La phase de journaliste indépendant était un passage quasi obligé avant une embauche. Et c’était intéressant puisque le jeune accumulait ainsi des expériences professionnelles dans des secteurs très divers de l’information. Cette phase est devenue tellement longue, plusieurs années à présent que beaucoup renoncent à ce métier qui, pour être une passion, doit cependant permettre de gagner son pain. Cependant, l’Association des Journalistes francophones a constitué une plateforme internet permettant à ces indépendants de mieux rencontrer le « marché du travail », de faire reconnaître la valeur de leur travail et de s’épauler les uns les autres pour des enquêtes collectives : https://www.journalistefreelance.be/

Il existe aussi depuis une dizaine d’années un Fonds pour le Journalisme qui, grâce à l’argent public, permet de financer des enquêtes, des reportages de qualité, nécessitant beaucoup de temps et des déplacements coûteux. Nombre de travaux ainsi aidés ont récolté des prix de journalisme et lancé des jeunes talentueux : https://fondspourlejournalisme.be/

2. Auteur du livre « Corporate Warriors, The rise of the Privatized Military Industry » (Cornell university Press, New York, 2003)

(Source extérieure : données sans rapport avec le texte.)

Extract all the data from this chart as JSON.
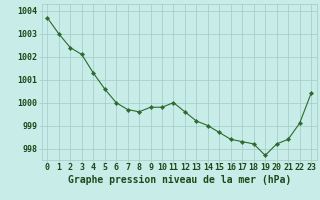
{
  "x": [
    0,
    1,
    2,
    3,
    4,
    5,
    6,
    7,
    8,
    9,
    10,
    11,
    12,
    13,
    14,
    15,
    16,
    17,
    18,
    19,
    20,
    21,
    22,
    23
  ],
  "y": [
    1003.7,
    1003.0,
    1002.4,
    1002.1,
    1001.3,
    1000.6,
    1000.0,
    999.7,
    999.6,
    999.8,
    999.8,
    1000.0,
    999.6,
    999.2,
    999.0,
    998.7,
    998.4,
    998.3,
    998.2,
    997.7,
    998.2,
    998.4,
    999.1,
    1000.4
  ],
  "line_color": "#2d6a2d",
  "marker_color": "#2d6a2d",
  "bg_color": "#c8ece8",
  "grid_color": "#9eccc8",
  "text_color": "#1a4a1a",
  "xlabel": "Graphe pression niveau de la mer (hPa)",
  "ylim": [
    997.5,
    1004.3
  ],
  "xlim": [
    -0.5,
    23.5
  ],
  "yticks": [
    998,
    999,
    1000,
    1001,
    1002,
    1003,
    1004
  ],
  "ytick_labels": [
    "998",
    "999",
    "1000",
    "1001",
    "1002",
    "1003",
    "1004"
  ],
  "xtick_labels": [
    "0",
    "1",
    "2",
    "3",
    "4",
    "5",
    "6",
    "7",
    "8",
    "9",
    "10",
    "11",
    "12",
    "13",
    "14",
    "15",
    "16",
    "17",
    "18",
    "19",
    "20",
    "21",
    "22",
    "23"
  ],
  "tick_fontsize": 6,
  "label_fontsize": 7,
  "linewidth": 0.8,
  "markersize": 2.2
}
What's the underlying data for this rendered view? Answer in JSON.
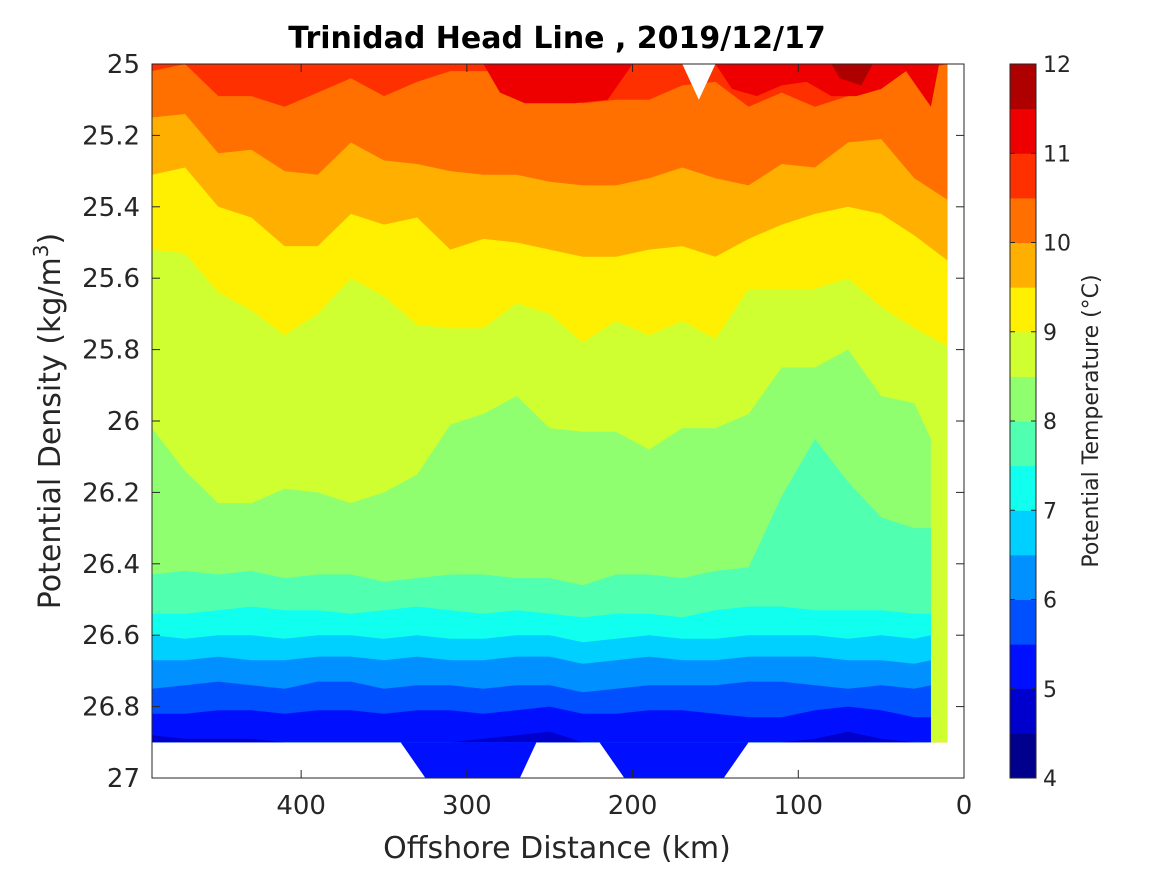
{
  "chart_data": {
    "type": "contour",
    "title": "Trinidad Head Line , 2019/12/17",
    "xlabel": "Offshore Distance (km)",
    "ylabel": "Potential Density (kg/m3)",
    "ylabel_parts": {
      "main": "Potential Density (kg/m",
      "sup": "3",
      "close": ")"
    },
    "colorbar_label": "Potential Temperature (°C)",
    "xlim": [
      490,
      0
    ],
    "ylim": [
      25,
      27
    ],
    "x_reversed": true,
    "y_reversed": true,
    "x_ticks": [
      400,
      300,
      200,
      100,
      0
    ],
    "x_tick_labels": [
      "400",
      "300",
      "200",
      "100",
      "0"
    ],
    "y_ticks": [
      25,
      25.2,
      25.4,
      25.6,
      25.8,
      26,
      26.2,
      26.4,
      26.6,
      26.8,
      27
    ],
    "y_tick_labels": [
      "25",
      "25.2",
      "25.4",
      "25.6",
      "25.8",
      "26",
      "26.2",
      "26.4",
      "26.6",
      "26.8",
      "27"
    ],
    "colorbar_ticks": [
      "4",
      "5",
      "6",
      "7",
      "8",
      "9",
      "10",
      "11",
      "12"
    ],
    "color_levels": [
      {
        "min": 4,
        "max": 4.5,
        "color": "#00008c"
      },
      {
        "min": 4.5,
        "max": 5,
        "color": "#0000cc"
      },
      {
        "min": 5,
        "max": 5.5,
        "color": "#0010ff"
      },
      {
        "min": 5.5,
        "max": 6,
        "color": "#0050ff"
      },
      {
        "min": 6,
        "max": 6.5,
        "color": "#0090ff"
      },
      {
        "min": 6.5,
        "max": 7,
        "color": "#00d0ff"
      },
      {
        "min": 7,
        "max": 7.5,
        "color": "#10ffef"
      },
      {
        "min": 7.5,
        "max": 8,
        "color": "#50ffaf"
      },
      {
        "min": 8,
        "max": 8.5,
        "color": "#90ff6f"
      },
      {
        "min": 8.5,
        "max": 9,
        "color": "#cfff30"
      },
      {
        "min": 9,
        "max": 9.5,
        "color": "#ffef00"
      },
      {
        "min": 9.5,
        "max": 10,
        "color": "#ffaf00"
      },
      {
        "min": 10,
        "max": 10.5,
        "color": "#ff7000"
      },
      {
        "min": 10.5,
        "max": 11,
        "color": "#ff3000"
      },
      {
        "min": 11,
        "max": 11.5,
        "color": "#ef0000"
      },
      {
        "min": 11.5,
        "max": 12,
        "color": "#af0000"
      }
    ],
    "data_extent_x": [
      490,
      10
    ],
    "data_bottom_density": 26.9,
    "isotherms": [
      {
        "level": 10.5,
        "x": [
          490,
          470,
          450,
          430,
          410,
          390,
          370,
          350,
          330,
          310,
          290,
          270,
          250,
          230,
          210,
          190,
          170,
          150,
          130,
          110,
          90,
          70,
          50,
          30,
          10
        ],
        "y": [
          25.02,
          25.0,
          25.09,
          25.09,
          25.12,
          25.08,
          25.04,
          25.09,
          25.05,
          25.02,
          25.02,
          25.02,
          25.09,
          25.11,
          25.1,
          25.1,
          25.06,
          25.05,
          25.12,
          25.08,
          25.12,
          25.09,
          25.02,
          25.02,
          25.0
        ]
      },
      {
        "level": 10,
        "x": [
          490,
          470,
          450,
          430,
          410,
          390,
          370,
          350,
          330,
          310,
          290,
          270,
          250,
          230,
          210,
          190,
          170,
          150,
          130,
          110,
          90,
          70,
          50,
          30,
          10
        ],
        "y": [
          25.15,
          25.14,
          25.25,
          25.24,
          25.3,
          25.31,
          25.22,
          25.27,
          25.28,
          25.3,
          25.31,
          25.31,
          25.33,
          25.34,
          25.34,
          25.32,
          25.29,
          25.32,
          25.34,
          25.28,
          25.29,
          25.22,
          25.21,
          25.32,
          25.38
        ]
      },
      {
        "level": 9.5,
        "x": [
          490,
          470,
          450,
          430,
          410,
          390,
          370,
          350,
          330,
          310,
          290,
          270,
          250,
          230,
          210,
          190,
          170,
          150,
          130,
          110,
          90,
          70,
          50,
          30,
          10
        ],
        "y": [
          25.31,
          25.29,
          25.4,
          25.43,
          25.51,
          25.51,
          25.42,
          25.45,
          25.43,
          25.52,
          25.49,
          25.5,
          25.52,
          25.54,
          25.54,
          25.52,
          25.51,
          25.54,
          25.49,
          25.45,
          25.42,
          25.4,
          25.42,
          25.48,
          25.55
        ]
      },
      {
        "level": 9,
        "x": [
          490,
          470,
          450,
          430,
          410,
          390,
          370,
          350,
          330,
          310,
          290,
          270,
          250,
          230,
          210,
          190,
          170,
          150,
          130,
          110,
          90,
          70,
          50,
          30,
          10
        ],
        "y": [
          25.52,
          25.53,
          25.64,
          25.69,
          25.76,
          25.7,
          25.6,
          25.65,
          25.73,
          25.74,
          25.74,
          25.67,
          25.7,
          25.78,
          25.72,
          25.76,
          25.72,
          25.77,
          25.63,
          25.63,
          25.63,
          25.6,
          25.68,
          25.74,
          25.79
        ]
      },
      {
        "level": 8.5,
        "x": [
          490,
          470,
          450,
          430,
          410,
          390,
          370,
          350,
          330,
          310,
          290,
          270,
          250,
          230,
          210,
          190,
          170,
          150,
          130,
          110,
          90,
          70,
          50,
          30,
          20
        ],
        "y": [
          26.02,
          26.14,
          26.23,
          26.23,
          26.19,
          26.2,
          26.23,
          26.2,
          26.15,
          26.01,
          25.98,
          25.93,
          26.02,
          26.03,
          26.03,
          26.08,
          26.02,
          26.02,
          25.98,
          25.85,
          25.85,
          25.8,
          25.93,
          25.95,
          26.05
        ]
      },
      {
        "level": 8,
        "x": [
          490,
          470,
          450,
          430,
          410,
          390,
          370,
          350,
          330,
          310,
          290,
          270,
          250,
          230,
          210,
          190,
          170,
          150,
          130,
          110,
          90,
          70,
          50,
          30,
          20
        ],
        "y": [
          26.43,
          26.42,
          26.43,
          26.42,
          26.44,
          26.43,
          26.43,
          26.45,
          26.44,
          26.43,
          26.43,
          26.44,
          26.44,
          26.46,
          26.43,
          26.43,
          26.44,
          26.42,
          26.41,
          26.21,
          26.05,
          26.17,
          26.27,
          26.3,
          26.3
        ]
      },
      {
        "level": 7.5,
        "x": [
          490,
          470,
          450,
          430,
          410,
          390,
          370,
          350,
          330,
          310,
          290,
          270,
          250,
          230,
          210,
          190,
          170,
          150,
          130,
          110,
          90,
          70,
          50,
          30,
          20
        ],
        "y": [
          26.54,
          26.54,
          26.53,
          26.52,
          26.53,
          26.53,
          26.54,
          26.53,
          26.52,
          26.53,
          26.54,
          26.53,
          26.54,
          26.55,
          26.54,
          26.54,
          26.55,
          26.53,
          26.52,
          26.52,
          26.53,
          26.53,
          26.53,
          26.54,
          26.54
        ]
      },
      {
        "level": 7,
        "x": [
          490,
          470,
          450,
          430,
          410,
          390,
          370,
          350,
          330,
          310,
          290,
          270,
          250,
          230,
          210,
          190,
          170,
          150,
          130,
          110,
          90,
          70,
          50,
          30,
          20
        ],
        "y": [
          26.6,
          26.61,
          26.6,
          26.6,
          26.61,
          26.6,
          26.6,
          26.61,
          26.6,
          26.61,
          26.61,
          26.6,
          26.6,
          26.62,
          26.61,
          26.6,
          26.61,
          26.61,
          26.6,
          26.6,
          26.6,
          26.61,
          26.6,
          26.61,
          26.6
        ]
      },
      {
        "level": 6.5,
        "x": [
          490,
          470,
          450,
          430,
          410,
          390,
          370,
          350,
          330,
          310,
          290,
          270,
          250,
          230,
          210,
          190,
          170,
          150,
          130,
          110,
          90,
          70,
          50,
          30,
          20
        ],
        "y": [
          26.67,
          26.67,
          26.66,
          26.67,
          26.67,
          26.66,
          26.66,
          26.67,
          26.66,
          26.67,
          26.67,
          26.66,
          26.66,
          26.68,
          26.67,
          26.66,
          26.67,
          26.67,
          26.66,
          26.66,
          26.66,
          26.67,
          26.67,
          26.68,
          26.67
        ]
      },
      {
        "level": 6,
        "x": [
          490,
          470,
          450,
          430,
          410,
          390,
          370,
          350,
          330,
          310,
          290,
          270,
          250,
          230,
          210,
          190,
          170,
          150,
          130,
          110,
          90,
          70,
          50,
          30,
          20
        ],
        "y": [
          26.75,
          26.74,
          26.73,
          26.74,
          26.75,
          26.73,
          26.73,
          26.75,
          26.74,
          26.74,
          26.75,
          26.74,
          26.74,
          26.76,
          26.75,
          26.74,
          26.74,
          26.74,
          26.73,
          26.73,
          26.74,
          26.75,
          26.74,
          26.75,
          26.74
        ]
      },
      {
        "level": 5.5,
        "x": [
          490,
          470,
          450,
          430,
          410,
          390,
          370,
          350,
          330,
          310,
          290,
          270,
          250,
          230,
          210,
          190,
          170,
          150,
          130,
          110,
          90,
          70,
          50,
          30,
          20
        ],
        "y": [
          26.82,
          26.82,
          26.81,
          26.81,
          26.82,
          26.81,
          26.81,
          26.82,
          26.81,
          26.81,
          26.82,
          26.81,
          26.8,
          26.82,
          26.82,
          26.81,
          26.81,
          26.82,
          26.83,
          26.83,
          26.81,
          26.8,
          26.81,
          26.83,
          26.83
        ]
      },
      {
        "level": 5,
        "x": [
          490,
          470,
          450,
          430,
          410,
          390,
          370,
          350,
          330,
          310,
          290,
          270,
          250,
          230,
          210,
          190,
          170,
          150,
          130,
          110,
          90,
          70,
          50,
          30,
          20
        ],
        "y": [
          26.88,
          26.89,
          26.89,
          26.89,
          26.9,
          26.9,
          26.9,
          26.9,
          26.9,
          26.9,
          26.89,
          26.88,
          26.87,
          26.9,
          26.9,
          26.9,
          26.9,
          26.9,
          26.9,
          26.9,
          26.89,
          26.87,
          26.89,
          26.9,
          26.9
        ]
      }
    ],
    "warm_patches": [
      {
        "level": 11,
        "x": [
          290,
          280,
          265,
          250,
          235,
          215,
          200
        ],
        "y": [
          25.0,
          25.08,
          25.11,
          25.11,
          25.11,
          25.1,
          25.0
        ]
      },
      {
        "level": 11,
        "x": [
          150,
          140,
          125,
          110,
          95,
          80,
          65,
          50,
          35,
          20,
          15
        ],
        "y": [
          25.0,
          25.07,
          25.09,
          25.06,
          25.05,
          25.09,
          25.09,
          25.07,
          25.02,
          25.12,
          25.0
        ]
      },
      {
        "level": 11.5,
        "x": [
          80,
          75,
          62,
          55
        ],
        "y": [
          25.0,
          25.04,
          25.06,
          25.0
        ]
      }
    ],
    "deep_patches": [
      {
        "level": 5,
        "x": [
          340,
          325,
          310,
          295,
          280,
          268,
          258
        ],
        "y": [
          26.9,
          27.0,
          27.0,
          27.0,
          27.0,
          27.0,
          26.9
        ]
      },
      {
        "level": 5,
        "x": [
          220,
          205,
          190,
          175,
          160,
          145,
          130
        ],
        "y": [
          26.9,
          27.0,
          27.0,
          27.0,
          27.0,
          27.0,
          26.9
        ]
      }
    ]
  }
}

Faux. J’ai même connu de jeunes journalistes, des stagiaires étudiants être obligés d’écrire ou de dire des faux parce que l’information qu’ils récoltaient selon les règles déontologiques qu’ils venaient d’apprendre n’était pas assez croustillante pour appâter le lecteur-auditeur-téléspectateur. Il est arrivé qu’un rédacteur en chef ou un chef de service leur intimait l’ordre de transformer les faits en inventant de toute pièce des éléments tenant plus du roman minable que de la réalité des faits. En principe, ces jeunes devraient pouvoir compter sur la solidarité des salariés de la rédaction mais si eux-mêmes sont soumis aux pressions et menaces de leur direction, que reste-t-il pour préserver l’honneur d’une profession ? C’est ainsi que fut créé le Conseil de déontologie journalistique dont un des rôles est de protéger ceux qui veulent faire correctement leur métier. Et cela fonctionne. (Voir D comme déontologie)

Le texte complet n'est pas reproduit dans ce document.